Les anciens se laissent sans doute convaincre de revenir par la promesse d’un tel accueil. Mais il n’y a pas que ça. D’abord, le club prépare le terrain en évitant toujours de se fâcher avec les joueurs qui souhaitent partir et ne leur met pas de bâtons dans les roues. «Et puis, enchaîne David Frey du fan-club Saint-Jacques, ils savent ce qui les attend à leur retour: un grand club, ambitieux et très bien organisé, mais en même temps basé en Suisse. Cela présente des avantages pour ceux qui pensent à l’après-football, avec la qualité de vie, la possibilité de scolariser leurs enfants directement ici…» En clair, Bâle est la dernière étape idéale pour une carrière de footballeur local.

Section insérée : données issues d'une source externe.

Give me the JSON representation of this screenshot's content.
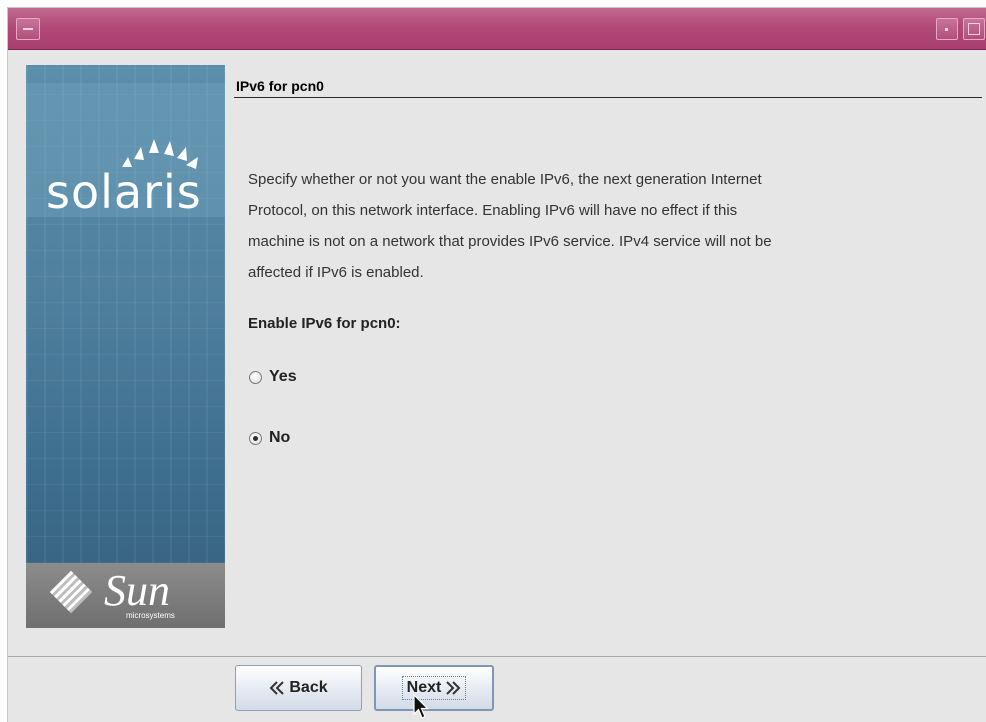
{
  "window": {
    "title": ""
  },
  "banner": {
    "brand": "solaris",
    "vendor": "Sun",
    "vendor_sub": "microsystems"
  },
  "page": {
    "heading": "IPv6 for pcn0",
    "description": [
      "Specify whether or not you want the enable IPv6, the next generation Internet",
      "Protocol, on this network interface.  Enabling IPv6 will have no effect if this",
      "machine is not on a network that provides IPv6 service.  IPv4 service will not be",
      "affected if IPv6 is enabled."
    ],
    "question": "Enable IPv6 for pcn0:",
    "options": [
      {
        "label": "Yes",
        "selected": false
      },
      {
        "label": "No",
        "selected": true
      }
    ]
  },
  "footer": {
    "back_label": "Back",
    "next_label": "Next",
    "back_icon": "chevron-left-double",
    "next_icon": "chevron-right-double"
  },
  "colors": {
    "titlebar": "#b14a78",
    "banner": "#4f809e",
    "background": "#e6e6e6"
  }
}
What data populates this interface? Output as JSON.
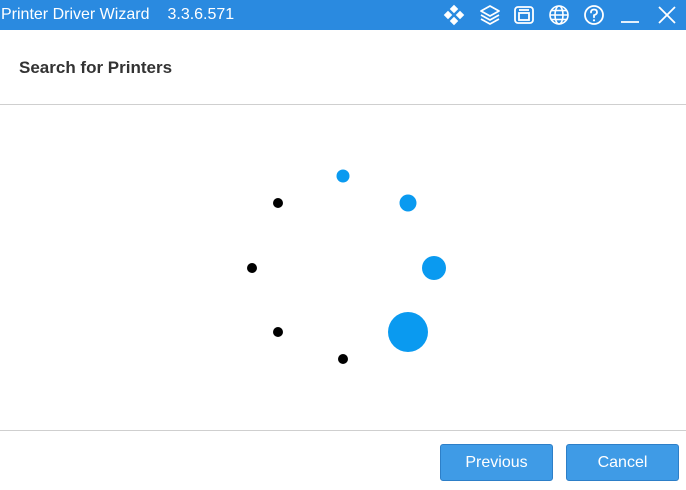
{
  "window": {
    "title": "Printer Driver Wizard",
    "version": "3.3.6.571",
    "title_icons": [
      "diamond-grid-icon",
      "layers-icon",
      "printer-icon",
      "globe-icon",
      "help-icon",
      "minimize-icon",
      "close-icon"
    ]
  },
  "header": {
    "title": "Search for Printers"
  },
  "spinner": {
    "state": "searching",
    "dot_count": 8,
    "active_color": "#0a9af0",
    "inactive_color": "#000000"
  },
  "footer": {
    "previous_label": "Previous",
    "cancel_label": "Cancel"
  },
  "colors": {
    "titlebar": "#2a8ae0",
    "button": "#3f9be6",
    "title_text": "#333333"
  }
}
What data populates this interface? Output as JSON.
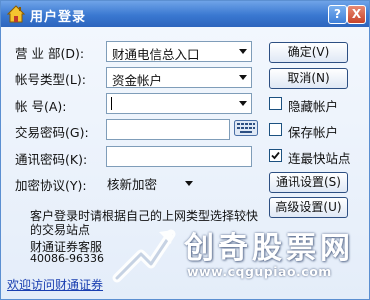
{
  "window": {
    "title": "用户登录",
    "help_label": "?",
    "close_label": "X"
  },
  "form": {
    "branch_label": "营 业 部(D):",
    "branch_value": "财通电信总入口",
    "account_type_label": "帐号类型(L):",
    "account_type_value": "资金帐户",
    "account_label": "帐     号(A):",
    "account_value": "",
    "trade_password_label": "交易密码(G):",
    "comm_password_label": "通讯密码(K):",
    "encryption_label": "加密协议(Y):",
    "encryption_value": "核新加密"
  },
  "buttons": {
    "ok": "确定(V)",
    "cancel": "取消(N)",
    "comm_settings": "通讯设置(S)",
    "advanced_settings": "高级设置(U)"
  },
  "checkboxes": {
    "hide_account": {
      "label": "隐藏帐户",
      "checked": false
    },
    "save_account": {
      "label": "保存帐户",
      "checked": false
    },
    "fastest_site": {
      "label": "连最快站点",
      "checked": true
    }
  },
  "info": {
    "notice": "客户登录时请根据自己的上网类型选择较快的交易站点",
    "company": "财通证券客服",
    "phone": "40086-96336"
  },
  "footer": {
    "link": "欢迎访问财通证券"
  },
  "watermark": {
    "title": "创奇股票网",
    "url": "www.cqgupiao.com"
  }
}
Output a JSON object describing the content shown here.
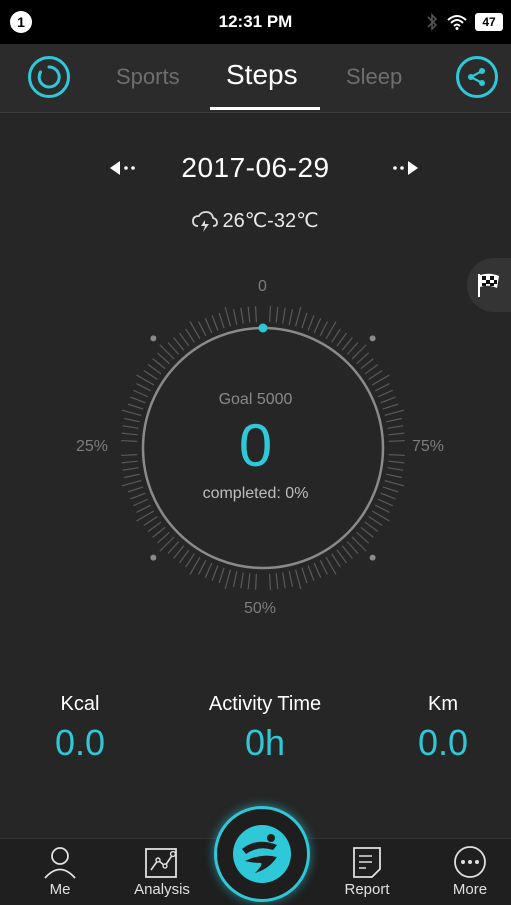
{
  "status_bar": {
    "notification_count": "1",
    "time": "12:31 PM",
    "battery": "47"
  },
  "header": {
    "tabs": [
      {
        "label": "Sports",
        "selected": false
      },
      {
        "label": "Steps",
        "selected": true
      },
      {
        "label": "Sleep",
        "selected": false
      }
    ]
  },
  "date_nav": {
    "date": "2017-06-29",
    "weather": "26℃-32℃"
  },
  "dial": {
    "label_top": "0",
    "label_left": "25%",
    "label_right": "75%",
    "label_bottom": "50%",
    "goal": "Goal 5000",
    "steps": "0",
    "completed": "completed: 0%",
    "progress_fraction": 0
  },
  "stats": {
    "kcal_label": "Kcal",
    "kcal_value": "0.0",
    "activity_label": "Activity Time",
    "activity_value": "0h",
    "km_label": "Km",
    "km_value": "0.0"
  },
  "bottom_nav": {
    "me": "Me",
    "analysis": "Analysis",
    "report": "Report",
    "more": "More"
  },
  "colors": {
    "accent": "#2ec8d8",
    "background": "#262626"
  }
}
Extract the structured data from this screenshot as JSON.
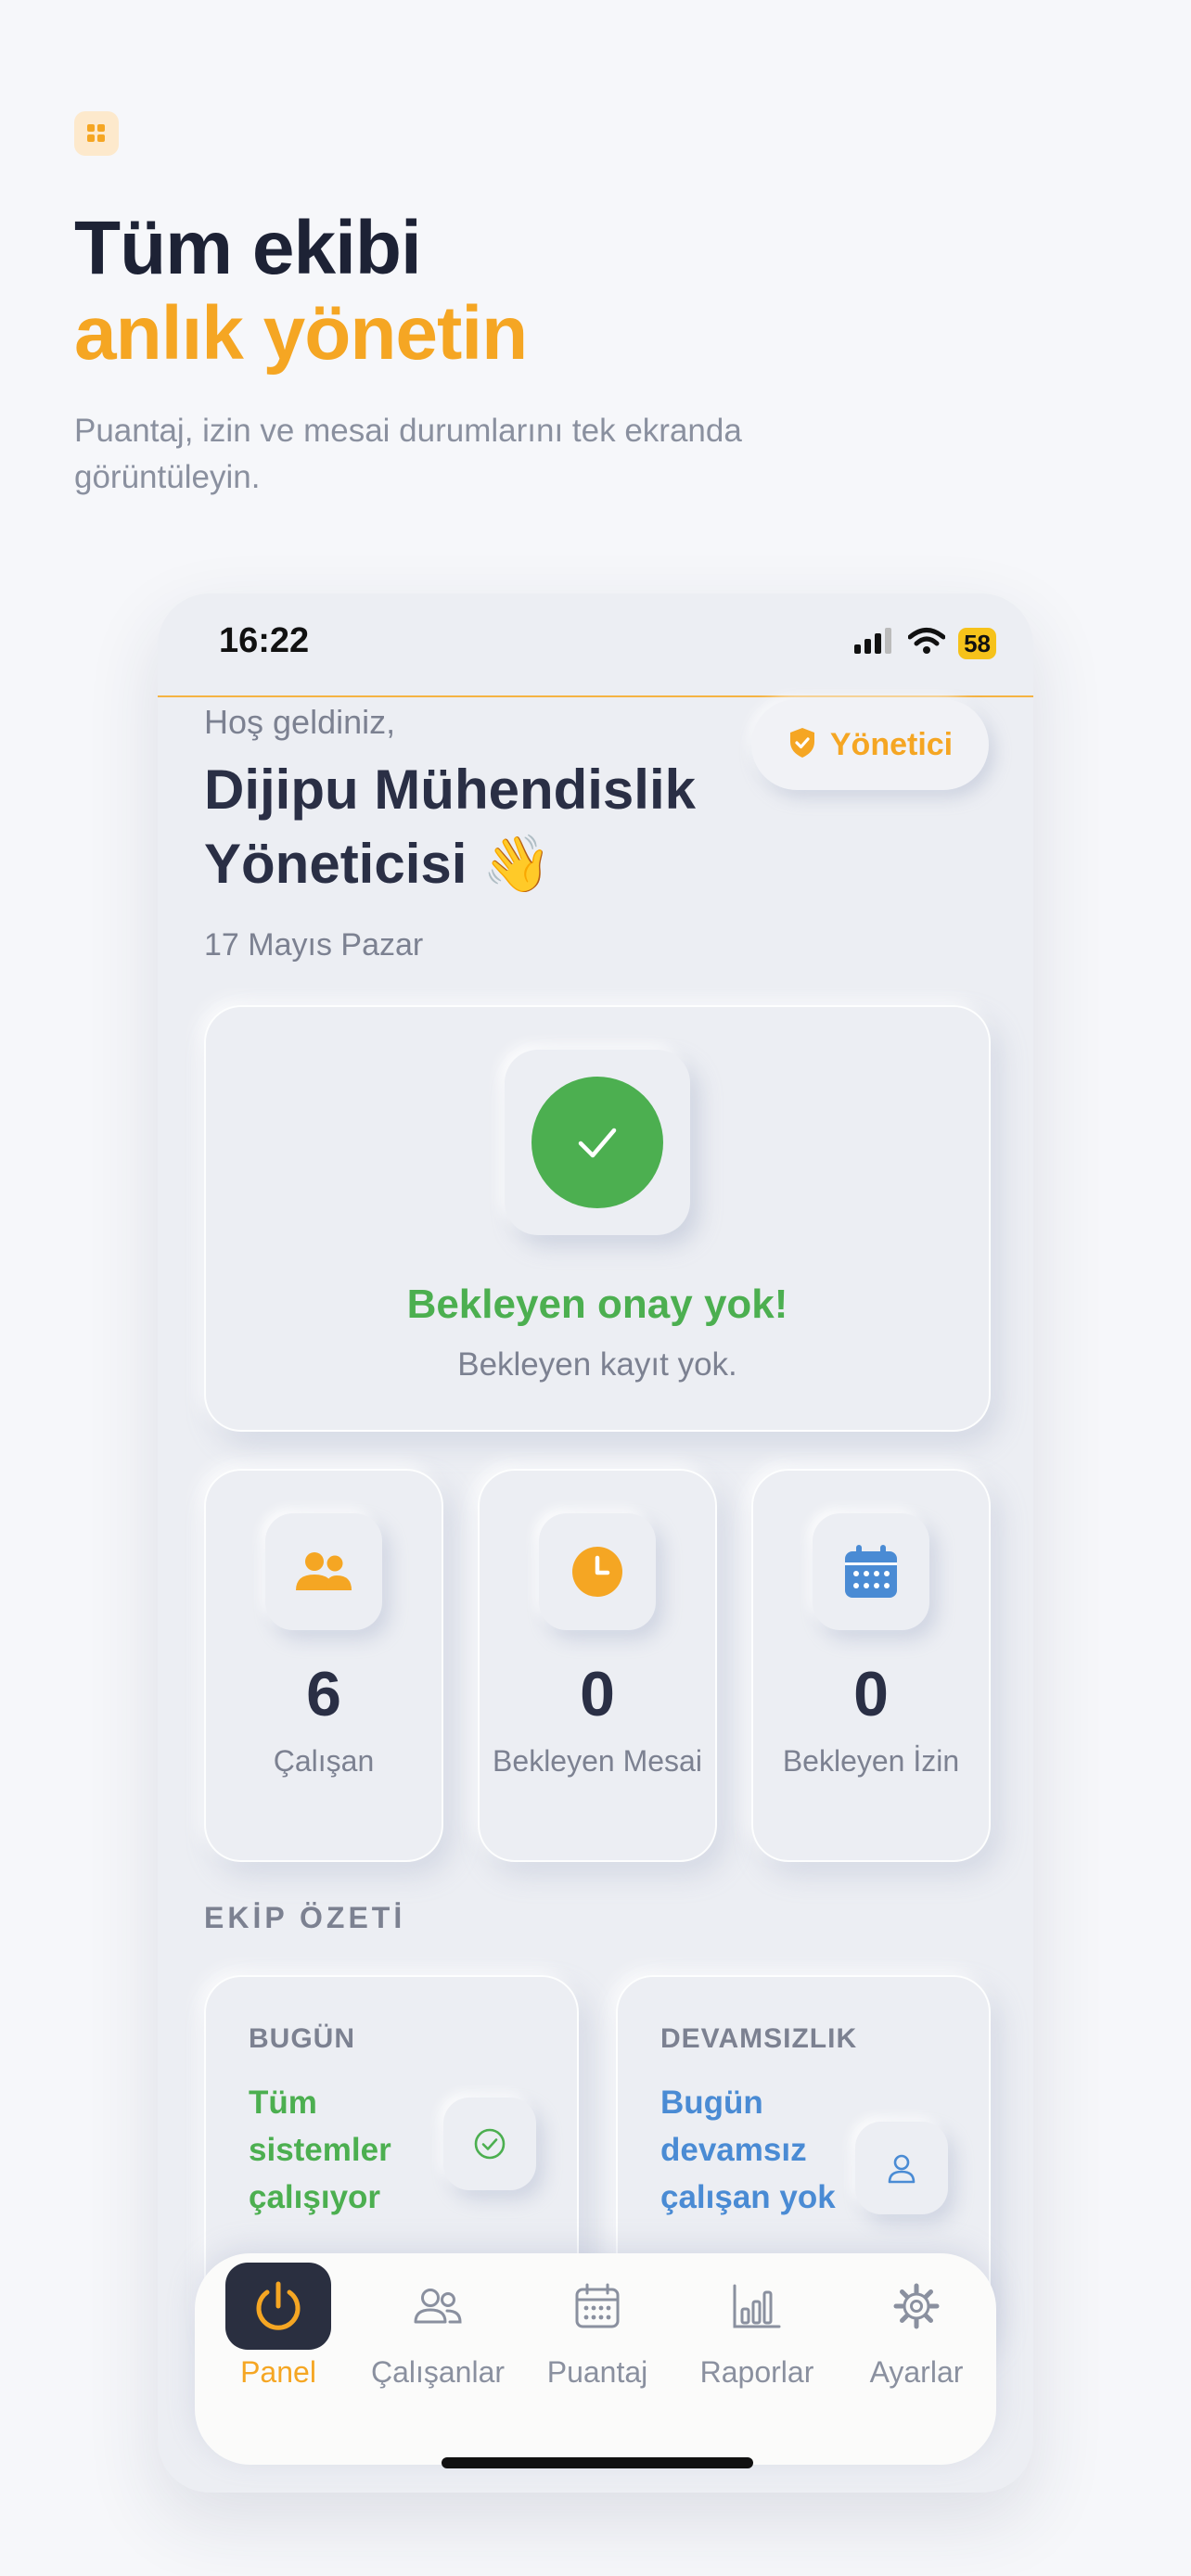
{
  "hero": {
    "title_line1": "Tüm ekibi",
    "title_line2": "anlık yönetin",
    "subtitle": "Puantaj, izin ve mesai durumlarını tek ekranda görüntüleyin."
  },
  "status_bar": {
    "time": "16:22",
    "battery": "58"
  },
  "header": {
    "welcome": "Hoş geldiniz,",
    "company": "Dijipu Mühendislik Yöneticisi 👋",
    "date": "17 Mayıs Pazar",
    "role_badge": "Yönetici"
  },
  "approval": {
    "title": "Bekleyen onay yok!",
    "subtitle": "Bekleyen kayıt yok."
  },
  "stats": [
    {
      "value": "6",
      "label": "Çalışan",
      "icon": "users-icon"
    },
    {
      "value": "0",
      "label": "Bekleyen Mesai",
      "icon": "clock-icon"
    },
    {
      "value": "0",
      "label": "Bekleyen İzin",
      "icon": "calendar-icon"
    }
  ],
  "section": {
    "title": "EKİP ÖZETİ"
  },
  "summary": [
    {
      "label": "BUGÜN",
      "text": "Tüm sistemler çalışıyor",
      "color": "#4caf50",
      "icon": "check-circle-icon"
    },
    {
      "label": "DEVAMSIZLIK",
      "text": "Bugün devamsız çalışan yok",
      "color": "#4a8bd4",
      "icon": "user-icon"
    }
  ],
  "tabs": [
    {
      "label": "Panel",
      "icon": "power-icon",
      "active": true
    },
    {
      "label": "Çalışanlar",
      "icon": "users-icon"
    },
    {
      "label": "Puantaj",
      "icon": "calendar-icon"
    },
    {
      "label": "Raporlar",
      "icon": "bar-chart-icon"
    },
    {
      "label": "Ayarlar",
      "icon": "gear-icon"
    }
  ],
  "colors": {
    "accent": "#f5a623",
    "success": "#4caf50",
    "info": "#4a8bd4",
    "dark": "#2a2f45"
  }
}
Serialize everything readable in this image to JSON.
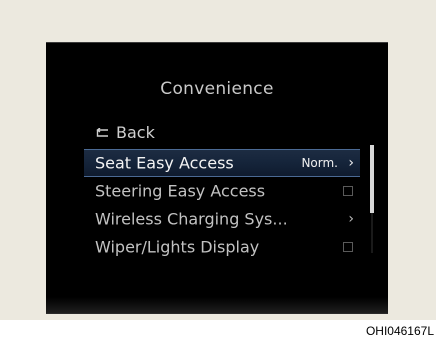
{
  "screen": {
    "title": "Convenience",
    "back": {
      "icon": "back-arrow-icon",
      "label": "Back"
    },
    "items": [
      {
        "label": "Seat Easy Access",
        "value": "Norm.",
        "control": "chevron",
        "selected": true
      },
      {
        "label": "Steering Easy Access",
        "control": "checkbox",
        "checked": false
      },
      {
        "label": "Wireless Charging Sys...",
        "control": "chevron"
      },
      {
        "label": "Wiper/Lights Display",
        "control": "checkbox",
        "checked": false
      }
    ],
    "scrollbar": {
      "visible_fraction": 0.63,
      "position": 0
    }
  },
  "caption": "OHI046167L",
  "colors": {
    "frame_background": "#ece9df",
    "screen_background": "#000000",
    "selection_highlight": "#15243a",
    "selection_border": "#4b6a94",
    "text": "#c2c2c2"
  }
}
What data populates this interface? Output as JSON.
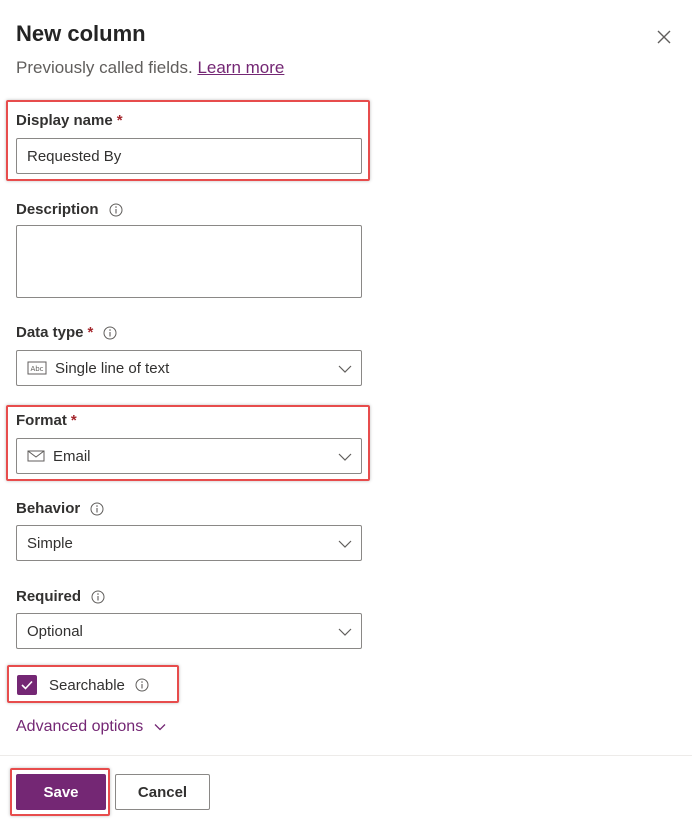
{
  "panel": {
    "title": "New column",
    "subtitle_text": "Previously called fields.",
    "subtitle_link": "Learn more"
  },
  "fields": {
    "display_name": {
      "label": "Display name",
      "required_mark": "*",
      "value": "Requested By"
    },
    "description": {
      "label": "Description",
      "value": ""
    },
    "data_type": {
      "label": "Data type",
      "required_mark": "*",
      "value": "Single line of text",
      "icon": "text-abc-icon"
    },
    "format": {
      "label": "Format",
      "required_mark": "*",
      "value": "Email",
      "icon": "mail-icon"
    },
    "behavior": {
      "label": "Behavior",
      "value": "Simple"
    },
    "required": {
      "label": "Required",
      "value": "Optional"
    },
    "searchable": {
      "label": "Searchable",
      "checked": true
    }
  },
  "advanced": {
    "label": "Advanced options"
  },
  "footer": {
    "save_label": "Save",
    "cancel_label": "Cancel"
  },
  "colors": {
    "accent": "#742774",
    "required": "#a4262c",
    "highlight": "#e74c4c"
  }
}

Reste la question de l’avenir. Le système saura-t-il se perpétuer? Les Granit Xhaka, Xherdan Shaqiri et Breel Embolo n’évoluent-ils pas dans une dimension supérieure à celle de Marco Streller ou de Benjamin Huggel à l’époque? Auront-ils eux aussi envie de rentrer au bercail? Les supporters veulent y croire, selon David Frey. «OK, un Ivan Rakitic, joueur du Barça, bien installé en Espagne, il y a peu de chances qu’il revienne. Mais Xhaka ou Shaqiri, un jour, ce n’est pas impossible…» Le contact n’est en tous les cas pas rompu. Ces joueurs, parmi d’autres, font partie d’un groupe WhatsApp créé par l’ancien président Bernhard Heusler et intitulé «Exil Basler» («Bâlois en exil»). Pour ne jamais oublier où se situe la maison.